Subsurface exploration data provider Searcher Seismic was looking to automate the data storage and delivery process of tens to hundreds of gigabytes of data in processed data sets to reduce human error. The goal was to build a data-as-a-service system.
And it wanted to do so in a modern way. “We saw that machine learning and digitalisation were initiatives that were being quickly adopted by the oil and gas industry, and we wanted to ensure that we operated on a data platform that supported these new technologies”, Searcher Seismic VP of data and analytics Joshua Thorp told Computerworld Australia.
It was also looking to centralise its data storage, which was spread across various IT infrastructure platforms and physical media such as USB drives and high-density tape storage, and also have a queryable access method.
Headquartered in Perth, Searcher Seismic has offices across the world covering all regions and provides data sets to energy and oil and gas industries. This data is used by the oil and gas industry to determine the location and size of oil and gas reservoirs, to help prevent unnecessary drilling and thus reduce environmental impact and lower operational costs.
Previously, the company used high-speed SAN systems, NAS storage and physical media in its data centre and IT facilities. It also used a metadata database to track the data within the various systems. For the delivery process, it used a library of scripting mechanisms and bespoke software that was developed both in-house and by external providers. These required heavy involvement by the data management team, and a single delivery was a multi-step process that often took days.
How Searcher Seismic designed its new data platform
The project had multiple phases, starting with an extensive market research and creation of a detailed list of functional requirements, which helped in finding the best providers and also helped the providers understand the problem they were trying to solve.
Searcher Seismic found there was nothing that fulfilled all its requirements, so it decided that an open source platform was the best option because that provided flexibility in deployment no matter what type of platform — public, private, or hybrid cloud — would ultimately be used. “We also wouldn’t be locked into a given proprietary architecture, and it would give us the flexibility to adopt what was needed for our data and our organisation”, Thorp said.
The process of selecting the best solution to deal with the company’s challenges took into consideration two key factors.
First, “having programmatic access to the data, with a note that the Python language was especially important for data science”, Thorp said. “We could unlock the true value of our data by having data scientists and software developers manipulate our data, instead of only geoscientists who could operate the technical geophysical software packages”.
Second, “having a data platform that utilised open source software, particularly the open source distributed computing software such as Hadoop and Spark. This allowed for many developers across all industries to collaboratively build modular software components to solve common data issues, and thus allowing for a large talent pool of developers”, Thorp said.

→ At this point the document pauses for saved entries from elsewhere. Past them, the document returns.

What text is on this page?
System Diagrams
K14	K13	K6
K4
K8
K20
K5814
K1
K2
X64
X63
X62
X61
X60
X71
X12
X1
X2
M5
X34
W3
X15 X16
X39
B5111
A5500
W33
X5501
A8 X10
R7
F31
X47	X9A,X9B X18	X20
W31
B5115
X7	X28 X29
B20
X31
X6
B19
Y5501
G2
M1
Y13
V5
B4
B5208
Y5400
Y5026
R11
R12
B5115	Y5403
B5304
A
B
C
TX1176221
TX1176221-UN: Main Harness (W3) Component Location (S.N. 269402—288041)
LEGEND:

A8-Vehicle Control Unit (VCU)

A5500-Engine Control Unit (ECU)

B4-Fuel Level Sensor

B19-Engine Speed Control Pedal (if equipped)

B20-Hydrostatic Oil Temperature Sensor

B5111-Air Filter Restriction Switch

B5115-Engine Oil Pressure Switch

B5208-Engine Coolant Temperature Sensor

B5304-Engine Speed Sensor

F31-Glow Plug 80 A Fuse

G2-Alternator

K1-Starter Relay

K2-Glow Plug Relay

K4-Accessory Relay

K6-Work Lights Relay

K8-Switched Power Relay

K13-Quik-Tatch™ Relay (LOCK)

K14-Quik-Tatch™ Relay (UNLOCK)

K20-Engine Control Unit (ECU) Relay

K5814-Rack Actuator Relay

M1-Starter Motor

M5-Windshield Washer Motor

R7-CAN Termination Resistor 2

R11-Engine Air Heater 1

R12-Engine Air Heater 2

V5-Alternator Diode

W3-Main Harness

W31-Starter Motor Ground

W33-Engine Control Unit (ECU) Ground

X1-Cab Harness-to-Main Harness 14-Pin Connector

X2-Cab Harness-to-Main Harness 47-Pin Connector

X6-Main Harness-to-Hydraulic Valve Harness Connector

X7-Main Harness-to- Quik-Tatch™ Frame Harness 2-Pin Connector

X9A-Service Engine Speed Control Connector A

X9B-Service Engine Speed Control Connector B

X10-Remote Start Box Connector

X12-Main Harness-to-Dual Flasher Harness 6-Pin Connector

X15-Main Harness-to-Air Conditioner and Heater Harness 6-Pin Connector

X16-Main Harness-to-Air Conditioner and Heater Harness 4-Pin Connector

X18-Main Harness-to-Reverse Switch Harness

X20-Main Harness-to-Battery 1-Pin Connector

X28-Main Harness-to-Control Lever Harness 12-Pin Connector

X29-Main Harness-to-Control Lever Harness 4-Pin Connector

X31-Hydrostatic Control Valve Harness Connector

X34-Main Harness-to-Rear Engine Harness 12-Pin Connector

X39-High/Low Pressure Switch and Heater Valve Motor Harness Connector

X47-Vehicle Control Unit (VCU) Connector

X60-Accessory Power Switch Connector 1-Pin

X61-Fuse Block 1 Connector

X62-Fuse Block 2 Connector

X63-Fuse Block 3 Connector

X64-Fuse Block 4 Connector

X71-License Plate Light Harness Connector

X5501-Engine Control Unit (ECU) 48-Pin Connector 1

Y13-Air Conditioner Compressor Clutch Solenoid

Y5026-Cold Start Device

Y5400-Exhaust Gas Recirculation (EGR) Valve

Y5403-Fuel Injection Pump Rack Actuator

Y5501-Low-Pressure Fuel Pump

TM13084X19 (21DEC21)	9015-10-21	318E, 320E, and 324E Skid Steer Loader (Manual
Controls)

The approach enabled Searcher Seismic to keep existing systems that were successful and prevent the business from having to develop things from scratch. The company ultimately chose Hortonworks (who merged with Cloudera in 2019) as its data-processing platform and Pure Storage Flashable for the scalable, high-speed centralised storage component.
With the requirements identified and technologies determined, Searcher Seismic did a five-month proof of concept that resulted in the building of a public cloud-based data platform to hold the processed data in a queryable high-performance database.
This was followed by a full development phase that took nine months to complete the build of a platform on the existing infrastructure, built in a data centre which allowed for a hybrid cloud model.
This was also when significant changes to the code base were made to optimise the storage and access speeds and added support for the raw field data storage. At the same time, Searcher Seismic built a front-end web application so that users could access data using a simple geospatial map view and send data to any location.
The company is now refining a commercial product it has built on its data platform Saismic so customers can access its data in various ways.
Searcher Seismic’s effort pays off in lower costs, greater flexibility, and new business benefits
The result of Searcher Seismic’s effort was a hybrid cloud solution that proved the total cost of ownership to be between one tenth and one half the TCO of a pure public cloud deployment, while allowing for higher overall performance, according to Thorp.
It also allowed for greater operational flexibility. “Our staff can effectively collaborate and remotely work, all within the same environment, without needing to be in the office. We can also easily scale the team up or down as needed throughout this time without having to make significant changes in our infrastructure or IT strategy, which helps take the load off the IT department and organisation in general,” Thorp added.
Both productivity and quality of work benefited too. The data delivery has been simplified, allowing for data to be delivered to any location across the world with “a few clicks”, Thorp said. A web-enabled component allows remote teams to easily see the entire database and visualise the data dynamically.
And a new business opportunity resulted. “Our greatest impact is that we have created a new product line using this technology,” Thorp explained. “Unlike traditional data licensing methods, we can offer a subscription-based service to ensure that clients have access to the newest data as we upload it.” Thorp is referring to Saismic, a cloud-based service that provides global seismic data on-demand with native support for deep learning and advanced analytics.